51375
Aumentano gli italiani che ‘vivono’ con una diagnosi di tumore
La Favo mette in luce le criticità dell’assistenza ai malati oncologici. Poche le Reti Regionali, ma in Liguria esiste
Gli italiani che ‘vivono’ con una diagnosi di cancro negli ultimi 5 anni sono aumentati del 17 per cento: dai 2 milioni e mezzo del 2010 ora assommano a più di 3 milioni.
Il VII Rapporto della Favo (Federazione Italiana delle Associazioni di Volontariato in Oncologia) presentato in questi giorni al Senato - in occasione della X Giornata nazionale del malato oncologico -, mette in luce alcune palesi criticità: dalla trascuratezza evidenziata sia nella fase di riabilitazione post-trattamento acuto che in quella susseguente la remissione totale, alle numerose difficoltà sottolineate nell’applicazione di parametri indirizzati all’appropriatezza dell’intervento chirurgico “in ottica” oncologica. Fino ad insistere sulle gravi distonie ancora presenti, in fatto di trattamenti, tra le varie Regioni.
Il documento portato a conoscenza dell’assemblea di Palazzo Madama, non dimentica poi la sollecitazione rivolta ai rappresentanti delle Istituzioni affinché “la riabilitazione oncologica venga accolta nella sua specificità e rientri nei Livelli Essenziali di Assistenza (LEA) garantiti a tutti i cittadini”.
“L’assenza di aiuti socio-economici - chiariscono i portavoce della Favo - costringono molte famiglie a mettere mano al portafogli per assicurarsi supporti non previsti dal Servizio Sanitario Nazionale”.
I dati di riferimento
Nel 2010, in Italia le persone vive dopo diagnosi di tumore erano 2.587.347, il 4,4 per cento della popolazione. I soggetti completamente guariti e quindi con un’aspettativa di vita simile ai soggetti non colpiti da cancro, risultavano 704.648 (l’1,2% dei residenti nel Paese). Oggi - nel 2015 - gli uomini e le donne ancora vivi dopo diagnosi oncologica superano i 3 milioni (3.036.741), vale a dire il 4,9 per cento degli abitanti complessivi.
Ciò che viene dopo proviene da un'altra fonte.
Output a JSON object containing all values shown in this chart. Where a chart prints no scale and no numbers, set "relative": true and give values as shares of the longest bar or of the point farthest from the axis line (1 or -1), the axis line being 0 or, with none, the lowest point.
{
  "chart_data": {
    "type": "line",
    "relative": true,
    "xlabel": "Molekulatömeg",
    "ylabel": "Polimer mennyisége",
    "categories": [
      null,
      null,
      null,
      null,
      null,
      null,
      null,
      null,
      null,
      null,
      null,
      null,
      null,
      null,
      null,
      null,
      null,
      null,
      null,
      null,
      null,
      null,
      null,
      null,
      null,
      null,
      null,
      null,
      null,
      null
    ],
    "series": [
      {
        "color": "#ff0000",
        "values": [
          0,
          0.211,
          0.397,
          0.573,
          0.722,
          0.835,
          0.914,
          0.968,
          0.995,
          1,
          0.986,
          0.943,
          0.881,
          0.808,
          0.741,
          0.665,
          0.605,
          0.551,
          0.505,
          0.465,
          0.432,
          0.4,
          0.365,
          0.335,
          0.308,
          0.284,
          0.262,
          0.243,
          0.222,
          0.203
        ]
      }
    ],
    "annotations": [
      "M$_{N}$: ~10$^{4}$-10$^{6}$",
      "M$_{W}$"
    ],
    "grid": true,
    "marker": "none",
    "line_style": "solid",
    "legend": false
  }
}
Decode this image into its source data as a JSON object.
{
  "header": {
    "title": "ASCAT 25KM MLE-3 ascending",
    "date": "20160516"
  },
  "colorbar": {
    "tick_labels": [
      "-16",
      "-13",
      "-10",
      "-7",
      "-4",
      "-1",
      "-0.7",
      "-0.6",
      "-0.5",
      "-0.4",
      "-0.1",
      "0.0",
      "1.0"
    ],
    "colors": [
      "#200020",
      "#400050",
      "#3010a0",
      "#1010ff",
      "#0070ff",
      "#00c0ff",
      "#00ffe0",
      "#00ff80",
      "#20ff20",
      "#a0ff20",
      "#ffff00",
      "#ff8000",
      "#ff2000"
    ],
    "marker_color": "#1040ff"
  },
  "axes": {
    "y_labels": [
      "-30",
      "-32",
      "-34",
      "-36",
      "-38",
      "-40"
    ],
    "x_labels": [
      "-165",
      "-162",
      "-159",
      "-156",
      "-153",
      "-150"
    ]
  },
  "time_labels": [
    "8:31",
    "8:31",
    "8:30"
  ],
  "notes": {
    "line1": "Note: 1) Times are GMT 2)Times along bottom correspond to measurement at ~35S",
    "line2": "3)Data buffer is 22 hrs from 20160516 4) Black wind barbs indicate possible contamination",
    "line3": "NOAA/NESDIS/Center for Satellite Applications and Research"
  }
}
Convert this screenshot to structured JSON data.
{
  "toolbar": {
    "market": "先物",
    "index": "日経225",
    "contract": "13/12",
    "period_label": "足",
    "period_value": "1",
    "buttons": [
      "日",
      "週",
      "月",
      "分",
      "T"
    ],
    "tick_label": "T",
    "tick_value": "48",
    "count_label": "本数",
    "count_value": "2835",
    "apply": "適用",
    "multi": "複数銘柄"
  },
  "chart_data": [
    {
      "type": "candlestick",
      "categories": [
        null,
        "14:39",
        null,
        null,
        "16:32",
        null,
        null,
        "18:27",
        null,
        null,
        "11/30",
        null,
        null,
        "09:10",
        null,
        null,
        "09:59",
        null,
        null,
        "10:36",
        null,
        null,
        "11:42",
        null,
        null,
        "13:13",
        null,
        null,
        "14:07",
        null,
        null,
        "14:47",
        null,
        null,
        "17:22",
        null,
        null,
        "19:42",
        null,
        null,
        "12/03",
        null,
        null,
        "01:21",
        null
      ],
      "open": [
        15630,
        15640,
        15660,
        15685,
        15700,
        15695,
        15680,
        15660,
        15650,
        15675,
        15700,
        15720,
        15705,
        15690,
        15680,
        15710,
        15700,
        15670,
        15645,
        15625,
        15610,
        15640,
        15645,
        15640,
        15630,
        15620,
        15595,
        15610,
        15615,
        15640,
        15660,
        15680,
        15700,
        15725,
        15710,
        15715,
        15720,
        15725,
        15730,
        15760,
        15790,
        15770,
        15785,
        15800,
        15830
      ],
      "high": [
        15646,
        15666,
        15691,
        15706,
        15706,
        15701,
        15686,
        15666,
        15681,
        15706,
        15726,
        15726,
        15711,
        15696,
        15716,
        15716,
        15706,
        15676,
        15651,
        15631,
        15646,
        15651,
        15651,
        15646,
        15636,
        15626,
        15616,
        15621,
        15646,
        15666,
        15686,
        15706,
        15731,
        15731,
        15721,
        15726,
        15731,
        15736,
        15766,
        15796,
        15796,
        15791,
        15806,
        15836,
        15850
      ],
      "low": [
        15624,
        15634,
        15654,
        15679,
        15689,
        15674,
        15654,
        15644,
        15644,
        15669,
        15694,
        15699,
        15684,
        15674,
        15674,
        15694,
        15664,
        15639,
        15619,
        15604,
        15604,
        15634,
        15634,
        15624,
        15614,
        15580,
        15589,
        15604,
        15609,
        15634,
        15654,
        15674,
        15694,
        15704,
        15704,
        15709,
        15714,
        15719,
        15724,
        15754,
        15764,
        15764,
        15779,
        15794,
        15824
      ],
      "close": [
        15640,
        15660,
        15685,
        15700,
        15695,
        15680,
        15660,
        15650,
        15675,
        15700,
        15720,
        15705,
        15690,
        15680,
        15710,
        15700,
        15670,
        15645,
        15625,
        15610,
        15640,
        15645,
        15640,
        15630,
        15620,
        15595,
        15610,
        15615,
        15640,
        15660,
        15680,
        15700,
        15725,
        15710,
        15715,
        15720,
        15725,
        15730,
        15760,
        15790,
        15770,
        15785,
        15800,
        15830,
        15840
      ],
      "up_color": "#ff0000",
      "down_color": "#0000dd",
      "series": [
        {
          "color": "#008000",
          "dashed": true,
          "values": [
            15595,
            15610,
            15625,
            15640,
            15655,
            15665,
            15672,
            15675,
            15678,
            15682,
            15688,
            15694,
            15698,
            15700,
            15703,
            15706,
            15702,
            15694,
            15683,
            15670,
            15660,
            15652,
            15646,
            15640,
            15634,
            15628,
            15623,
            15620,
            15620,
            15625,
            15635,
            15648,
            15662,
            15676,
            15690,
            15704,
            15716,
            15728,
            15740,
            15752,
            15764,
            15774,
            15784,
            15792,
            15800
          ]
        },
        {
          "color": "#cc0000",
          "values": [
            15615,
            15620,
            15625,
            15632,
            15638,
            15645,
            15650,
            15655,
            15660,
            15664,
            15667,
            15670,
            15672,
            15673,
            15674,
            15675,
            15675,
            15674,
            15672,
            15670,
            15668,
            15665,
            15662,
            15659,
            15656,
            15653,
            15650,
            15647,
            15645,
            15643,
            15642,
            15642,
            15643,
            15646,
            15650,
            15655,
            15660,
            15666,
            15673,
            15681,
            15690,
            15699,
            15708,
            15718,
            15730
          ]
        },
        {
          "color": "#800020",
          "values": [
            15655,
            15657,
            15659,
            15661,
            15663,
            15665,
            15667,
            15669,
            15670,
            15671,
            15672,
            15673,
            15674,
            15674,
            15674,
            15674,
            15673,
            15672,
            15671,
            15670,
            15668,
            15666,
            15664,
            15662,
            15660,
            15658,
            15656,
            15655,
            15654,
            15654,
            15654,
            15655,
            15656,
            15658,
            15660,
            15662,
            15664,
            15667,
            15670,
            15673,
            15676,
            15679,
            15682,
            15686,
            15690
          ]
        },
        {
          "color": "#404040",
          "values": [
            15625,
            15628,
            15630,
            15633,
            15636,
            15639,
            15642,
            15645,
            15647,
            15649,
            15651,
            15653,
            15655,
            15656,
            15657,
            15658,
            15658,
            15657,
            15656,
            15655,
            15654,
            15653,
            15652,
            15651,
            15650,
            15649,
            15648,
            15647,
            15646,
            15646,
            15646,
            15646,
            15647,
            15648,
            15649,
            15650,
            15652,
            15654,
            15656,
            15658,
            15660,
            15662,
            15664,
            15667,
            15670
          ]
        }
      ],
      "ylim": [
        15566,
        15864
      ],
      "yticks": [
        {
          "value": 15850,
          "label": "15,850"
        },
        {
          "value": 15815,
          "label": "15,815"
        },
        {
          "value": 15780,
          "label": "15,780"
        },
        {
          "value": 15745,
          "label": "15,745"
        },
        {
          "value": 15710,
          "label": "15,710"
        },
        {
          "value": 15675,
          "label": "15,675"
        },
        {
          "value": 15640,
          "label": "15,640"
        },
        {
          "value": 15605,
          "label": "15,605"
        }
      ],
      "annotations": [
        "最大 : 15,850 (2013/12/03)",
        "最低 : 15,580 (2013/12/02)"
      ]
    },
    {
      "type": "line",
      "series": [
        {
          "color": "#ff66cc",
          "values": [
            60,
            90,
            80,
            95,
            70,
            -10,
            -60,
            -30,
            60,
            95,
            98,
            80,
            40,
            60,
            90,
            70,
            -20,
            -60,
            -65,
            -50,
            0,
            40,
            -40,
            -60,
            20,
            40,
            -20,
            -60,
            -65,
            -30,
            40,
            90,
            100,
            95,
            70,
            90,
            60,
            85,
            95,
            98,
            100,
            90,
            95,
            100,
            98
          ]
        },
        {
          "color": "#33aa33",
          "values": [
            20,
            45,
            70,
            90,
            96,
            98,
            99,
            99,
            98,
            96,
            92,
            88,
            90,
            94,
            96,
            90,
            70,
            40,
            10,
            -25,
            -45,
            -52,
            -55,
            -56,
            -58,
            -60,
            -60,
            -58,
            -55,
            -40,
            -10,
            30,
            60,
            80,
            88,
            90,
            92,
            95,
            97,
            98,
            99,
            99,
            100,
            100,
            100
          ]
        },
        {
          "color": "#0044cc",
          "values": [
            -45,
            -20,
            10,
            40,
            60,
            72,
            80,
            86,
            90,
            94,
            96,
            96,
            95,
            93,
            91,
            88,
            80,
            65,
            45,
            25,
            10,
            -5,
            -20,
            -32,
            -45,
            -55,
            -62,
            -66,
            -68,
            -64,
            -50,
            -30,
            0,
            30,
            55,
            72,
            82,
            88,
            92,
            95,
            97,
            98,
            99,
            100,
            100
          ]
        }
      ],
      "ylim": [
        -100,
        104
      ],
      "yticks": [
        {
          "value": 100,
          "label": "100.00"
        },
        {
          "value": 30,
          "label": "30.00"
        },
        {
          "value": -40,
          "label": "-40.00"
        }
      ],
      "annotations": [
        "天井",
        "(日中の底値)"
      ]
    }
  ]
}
I farmaci che “non arrivano mai”
La disponibilità di nuovi farmaci anti-cancro in Italia “fa a pugni” con un’attesa media di 1.070 giorni (circa 3 anni). A ciò si deve aggiungere - scrive la Favo - il lasso di tempo necessario all’inserimento del prodotto nel Prontuario Terapeutico Ospedaliero Regionale (PTOR): da un minimo di 40 giorni ad un massimo di 170 (vedi Calabria).
Una buona notizia… per la Liguria: la Rete Oncologica Regionale c’è
Infine, pur in un contesto non ancora omogeneo riguardante l’attivazione delle Reti Oncologiche, in Liguria la situazione - si legge nel dossier della Federazione - dà buone prospettive. “Le recenti attività del gruppo di coordinamento hanno portato all’attuazione del piano oncologico nazionale con il trasferimento in regime ambulatoriale di parte delle attività di DH, lo studio della mobilità ospedaliera, la centralizzazione della prescrizione e somministrazione dei farmaci innovativi e la condivisione delle scelte dei farmaci in fascia C. Mentre gli impegni sono rappresentati dal progetto per la diagnostica molecolare, per la sostenibilità del rinnovo tecnologico in radioterapia e dei nuovi farmaci oncologici, per l’integrazione territorio-ospedale con particolare riguardo alla definizione dei percorsi comuni”.